Now, with Trump’s return to office, we’ve entered a far more brazen phase. The recent rollout of his so-called “peace plan” for Ukraine exposed the power dynamic between Trump and Putin in an unusually crude way. The 28-point plan tracks almost point-by-point with Moscow’s maximalist demands: freezing lines roughly along current frontlines, entrenching Russian control over occupied territories, and placing tight constraints on Ukraine’s future security arrangements—while Russia rebuilds its military to strike again. European diplomats and language experts quickly noted that the draft reads like a direct translation from Russian, with clumsy phrasing and legal constructions characteristic of Russian originals. Critics have suggested it looks as if it were dropped straight into a translation program and barely edited. There is also the surreal image, widely circulated on social media, of Steve Witkoff, our emissary to Russia, placing his hand over his heart while meeting Putin, like he was showing fealty from a knight to a king.

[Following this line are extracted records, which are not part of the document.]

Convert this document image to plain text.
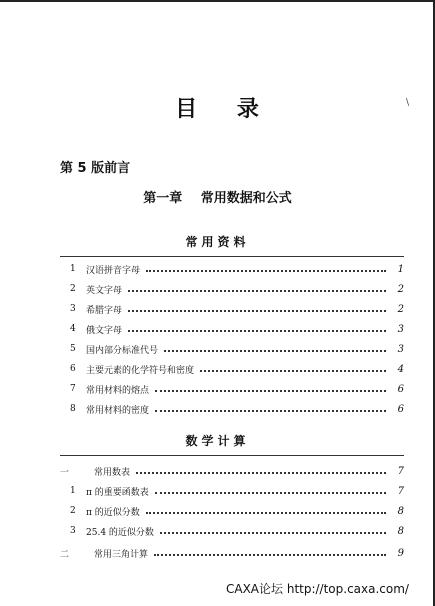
\
目 录
第 5 版前言
第一章 常用数据和公式
常用资料
1	汉语拼音字母	1
2	英文字母	2
3	希腊字母	2
4	俄文字母	3
5	国内部分标准代号	3
6	主要元素的化学符号和密度	4
7	常用材料的熔点	6
8	常用材料的密度	6
数学计算
一	常用数表	7
1	π 的重要函数表	7
2	π 的近似分数	8
3	25.4 的近似分数	8
二	常用三角计算	9
CAXA论坛 http://top.caxa.com/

All of this comes at a moment of painful vulnerability for Ukraine. A major corruption scandal in the country’s energy sector, involving figures close to President Volodymyr Zelensky, has shaken public trust and given ammunition to critics at home and abroad. Zelensky has moved to purge some officials and promise reforms, but his standing has been undeniably weakened at exactly the time when he faces enormous pressure from Washington to accept a settlement on terms largely favorable to Moscow. In that context, Trump’s “peace plan” is actually a capitulation plan: a tool to force a battered ally into submission, to Putin’s advantage, radically endangering not just Ukraine but all of Europe.

Across a range of policy arenas, Trump acts like a sad jester-puppet, shilling for Kremlin objectives. Putin seeks vengeance for what the U.S. did to the U.S.S.R. in the past. Russia’s strategic goals include humiliating the United States, weakening its alliances, and degrading its political institutions, economy, and social fabric.

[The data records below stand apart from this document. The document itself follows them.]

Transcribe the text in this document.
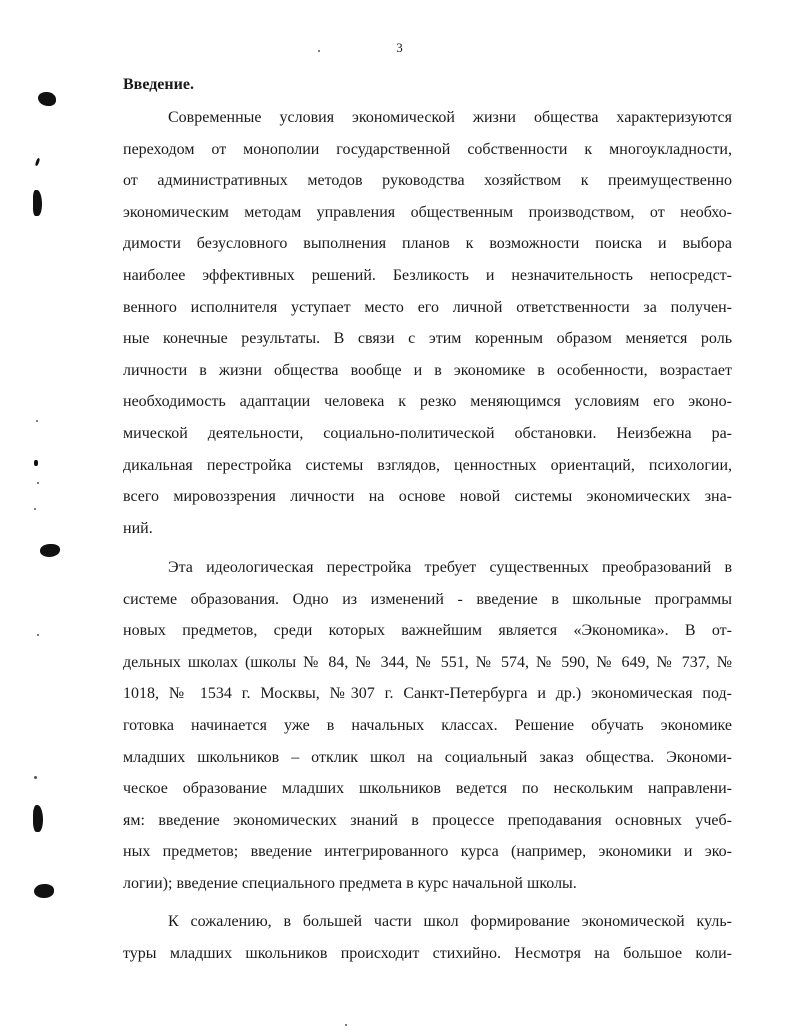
3
Введение.
Современные условия экономической жизни общества характеризуются
переходом от монополии государственной собственности к многоукладности,
от административных методов руководства хозяйством к преимущественно
экономическим методам управления общественным производством, от необхо-
димости безусловного выполнения планов к возможности поиска и выбора
наиболее эффективных решений. Безликость и незначительность непосредст-
венного исполнителя уступает место его личной ответственности за получен-
ные конечные результаты. В связи с этим коренным образом меняется роль
личности в жизни общества вообще и в экономике в особенности, возрастает
необходимость адаптации человека к резко меняющимся условиям его эконо-
мической деятельности, социально-политической обстановки. Неизбежна ра-
дикальная перестройка системы взглядов, ценностных ориентаций, психологии,
всего мировоззрения личности на основе новой системы экономических зна-
ний.
Эта идеологическая перестройка требует существенных преобразований в
системе образования. Одно из изменений - введение в школьные программы
новых предметов, среди которых важнейшим является «Экономика». В от-
дельных школах (школы № 84, № 344, № 551, № 574, № 590, № 649, № 737, №
1018, № 1534 г. Москвы, №307 г. Санкт-Петербурга и др.) экономическая под-
готовка начинается уже в начальных классах. Решение обучать экономике
младших школьников – отклик школ на социальный заказ общества. Экономи-
ческое образование младших школьников ведется по нескольким направлени-
ям: введение экономических знаний в процессе преподавания основных учеб-
ных предметов; введение интегрированного курса (например, экономики и эко-
логии); введение специального предмета в курс начальной школы.
К сожалению, в большей части школ формирование экономической куль-
туры младших школьников происходит стихийно. Несмотря на большое коли-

Trump’s trade wars and tariffs have disrupted global supply chains and alienated traditional allies. His efforts to chip away at the Affordable Care Act and Medicaid expansions undermine the basic health security of millions of Americans. His administration has rolled back environmental and climate regulations, opened more federal land and offshore areas to oil and gas drilling, and sabotaged programs that support renewable energy, all of which prolong dependence on fossil fuels—the foundation of the Russian state’s power. Meanwhile, he has increasingly allied himself with anti-vaccine activists and taken steps that weaken public health institutions, both physically and psychologically. These choices make Americans sicker, poorer, and more divided, which supports Russia’s strategic plan to destroy the United States as a functional entity.

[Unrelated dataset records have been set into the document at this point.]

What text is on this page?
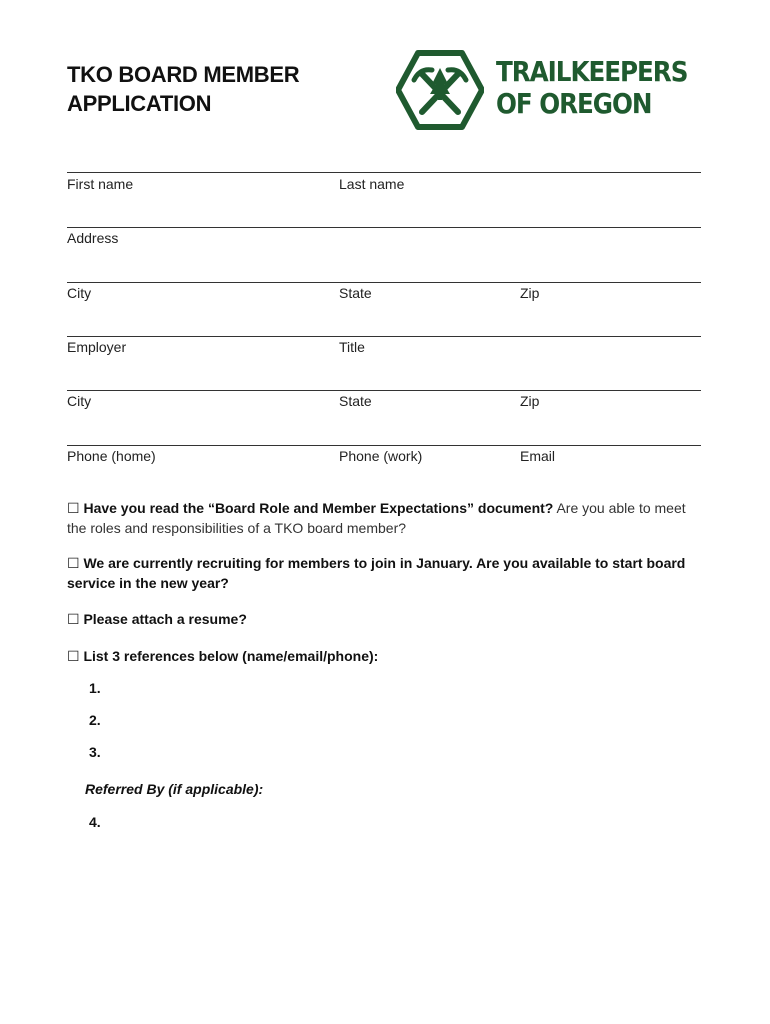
TKO BOARD MEMBER
APPLICATION
TRAILKEEPERS
OF OREGON
First name	Last name
Address
City	State	Zip
Employer	Title
City	State	Zip
Phone (home)	Phone (work)	Email

☐ Have you read the “Board Role and Member Expectations” document? Are you able to meet the roles and responsibilities of a TKO board member?

☐ We are currently recruiting for members to join in January. Are you available to start board service in the new year?

☐ Please attach a resume?

☐ List 3 references below (name/email/phone):

1.
2.
3.
Referred By (if applicable):
4.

What’s shocking to me is how many Americans I know still support MAGA, after everything we’ve learned, because they believe it meshes with their self-interest, despite the negative impacts on the general population, the Earth’s ecology, our future, and so on. This includes many people I know in crypto, AI, tech, podcast comedy bros, and so on. These people wil have a lot to answer for, if we manage to escape this catastrophe with some freedom intact.